1. The problem statement, all variables and given/known data

A car decelerates uniformly and comes to a stop after 10 s. The car's average velocity during deceleration was 50 km/h. What was the car's acceleration while slowing to a stop?

{Since the acceleration is UNIFORM (constant), use vavg = (v0 + v)/2..... }

2. Relevant equations

3. The attempt at a solution

V0 is not known, Final V = 0, t = 10, Vavg is 13.9 m/s and trying to find a

But when I try to plug it in I feel I have to solve for v0

Last edited: Feb 3, 2013
2. Feb 3, 2013

### tms

Start by writing down the equations that describe the car's motion.

3. Feb 3, 2013

### Nirupt

The equation I come up with was 13.9(10) = (v0 - 0/2)(10)
But that equals to -27.8 m/s^2 which is not the right answer

4. Feb 3, 2013

### SammyS

Staff Emeritus
Do it one step at a time.

You have, vavg = (v0 + v)/2 , and you know vavg ≈ 13.9 m/s and v = 0 . So solve that for v0 .

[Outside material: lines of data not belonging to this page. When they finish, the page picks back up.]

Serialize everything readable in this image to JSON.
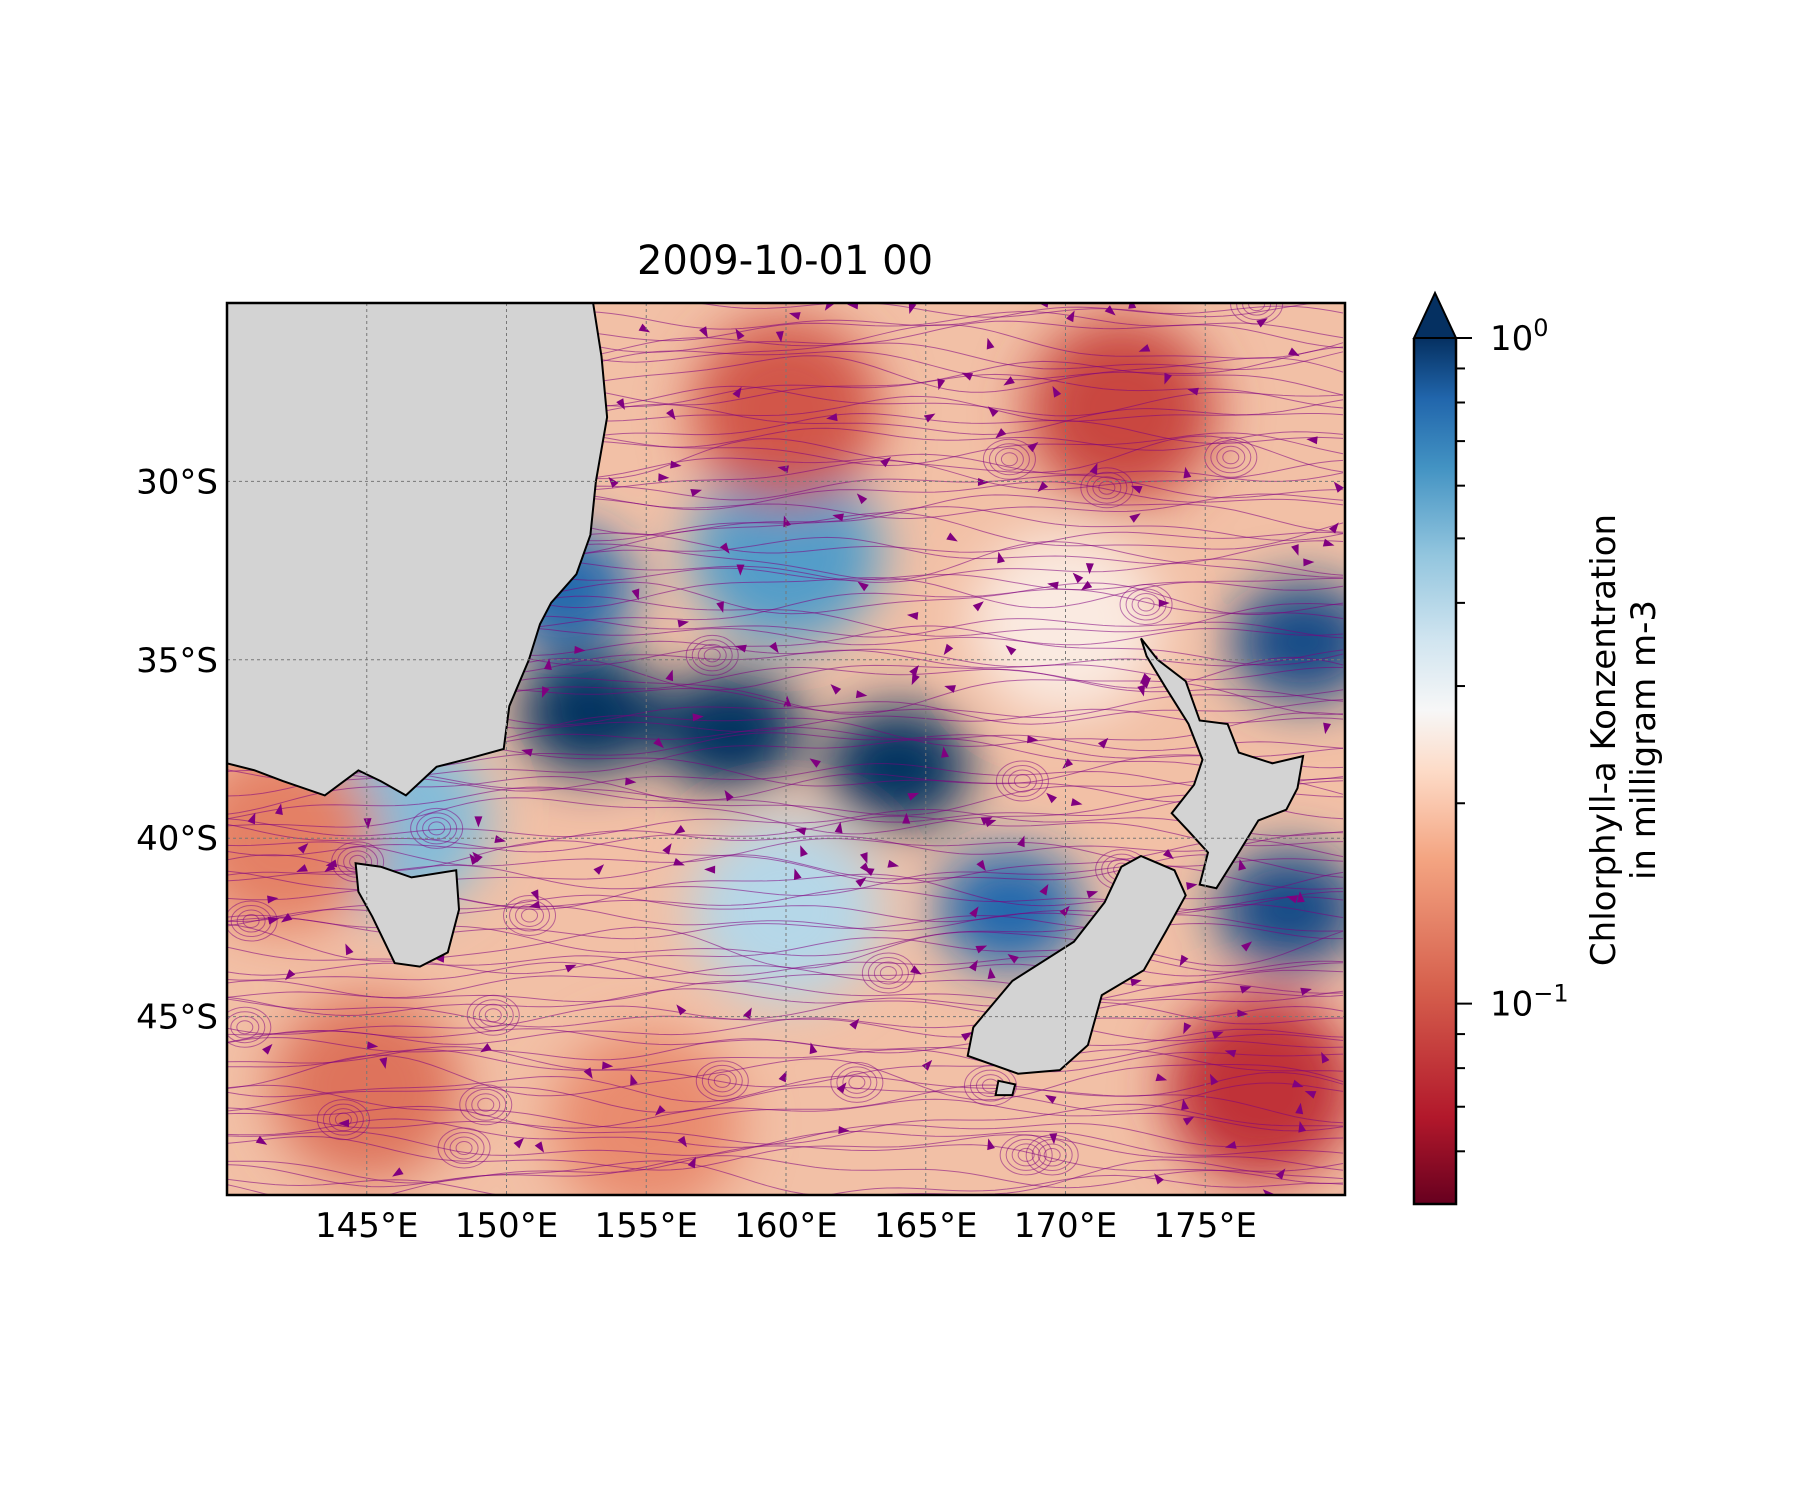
{
  "title": "2009-10-01 00",
  "map": {
    "projection": "plate-carree",
    "lon_range": [
      140,
      180
    ],
    "lat_range": [
      -50,
      -25
    ],
    "land_color": "#d3d3d3",
    "streamline_color": "#800080",
    "gridlines": "dashed-gray",
    "x_ticks": [
      {
        "value": 145,
        "label": "145°E"
      },
      {
        "value": 150,
        "label": "150°E"
      },
      {
        "value": 155,
        "label": "155°E"
      },
      {
        "value": 160,
        "label": "160°E"
      },
      {
        "value": 165,
        "label": "165°E"
      },
      {
        "value": 170,
        "label": "170°E"
      },
      {
        "value": 175,
        "label": "175°E"
      }
    ],
    "y_ticks": [
      {
        "value": -30,
        "label": "30°S"
      },
      {
        "value": -35,
        "label": "35°S"
      },
      {
        "value": -40,
        "label": "40°S"
      },
      {
        "value": -45,
        "label": "45°S"
      }
    ]
  },
  "colorbar": {
    "label_line1": "Chlorphyll-a Konzentration",
    "label_line2": "in milligram m-3",
    "colormap": "RdBu",
    "scale": "log",
    "range": [
      0.05,
      1.0
    ],
    "extend": "max",
    "major_ticks": [
      {
        "value": 1.0,
        "base": "10",
        "exp": "0"
      },
      {
        "value": 0.1,
        "base": "10",
        "exp": "−1"
      }
    ],
    "minor_ticks": [
      0.06,
      0.07,
      0.08,
      0.09,
      0.2,
      0.3,
      0.4,
      0.5,
      0.6,
      0.7,
      0.8,
      0.9
    ]
  },
  "chart_data": {
    "type": "heatmap",
    "title": "2009-10-01 00",
    "colorbar_label": "Chlorphyll-a Konzentration in milligram m-3",
    "lon_range": [
      140,
      180
    ],
    "lat_range": [
      -50,
      -25
    ],
    "regions": [
      {
        "lon": 158,
        "lat": -37,
        "value": 1.0
      },
      {
        "lon": 164,
        "lat": -38,
        "value": 1.0
      },
      {
        "lon": 153,
        "lat": -36.5,
        "value": 1.0
      },
      {
        "lon": 152,
        "lat": -33,
        "value": 0.8
      },
      {
        "lon": 160,
        "lat": -32,
        "value": 0.6
      },
      {
        "lon": 168,
        "lat": -42,
        "value": 0.8
      },
      {
        "lon": 178,
        "lat": -42,
        "value": 0.9
      },
      {
        "lon": 178.5,
        "lat": -34.5,
        "value": 0.9
      },
      {
        "lon": 146,
        "lat": -39.5,
        "value": 0.5
      },
      {
        "lon": 160,
        "lat": -42,
        "value": 0.4
      },
      {
        "lon": 170,
        "lat": -34,
        "value": 0.25
      },
      {
        "lon": 160,
        "lat": -28,
        "value": 0.1
      },
      {
        "lon": 172,
        "lat": -28,
        "value": 0.09
      },
      {
        "lon": 177,
        "lat": -47,
        "value": 0.08
      },
      {
        "lon": 145,
        "lat": -47,
        "value": 0.12
      },
      {
        "lon": 155,
        "lat": -48,
        "value": 0.14
      },
      {
        "lon": 142,
        "lat": -40,
        "value": 0.13
      }
    ]
  }
}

After that it's pretty straight forward to find the acceleration.

5. Feb 3, 2013

### tms

Write the equations using symbols, not numbers. It is easier to see what is happening with the physics that way.

6. Feb 3, 2013

### Nirupt

So 13.9m/s = (v0 + 0)/2 = 23.7 m/s
V0≈23.7 m/s
V≈0
t≈10
Then Δv/Δt..

0-23.7m/s
-----------
10 s

= -2.37 m/s2

7. Feb 3, 2013

### SammyS

Staff Emeritus
Looks good !

8. Feb 4, 2013

### hms.tech

No, there still seems to be an arithmetic mistake :tongue:

$V_{0}$$\approx$27.8 m/s

9. Feb 5, 2013

### Nirupt

I'm not sure why I typed that but I know the answer is correct.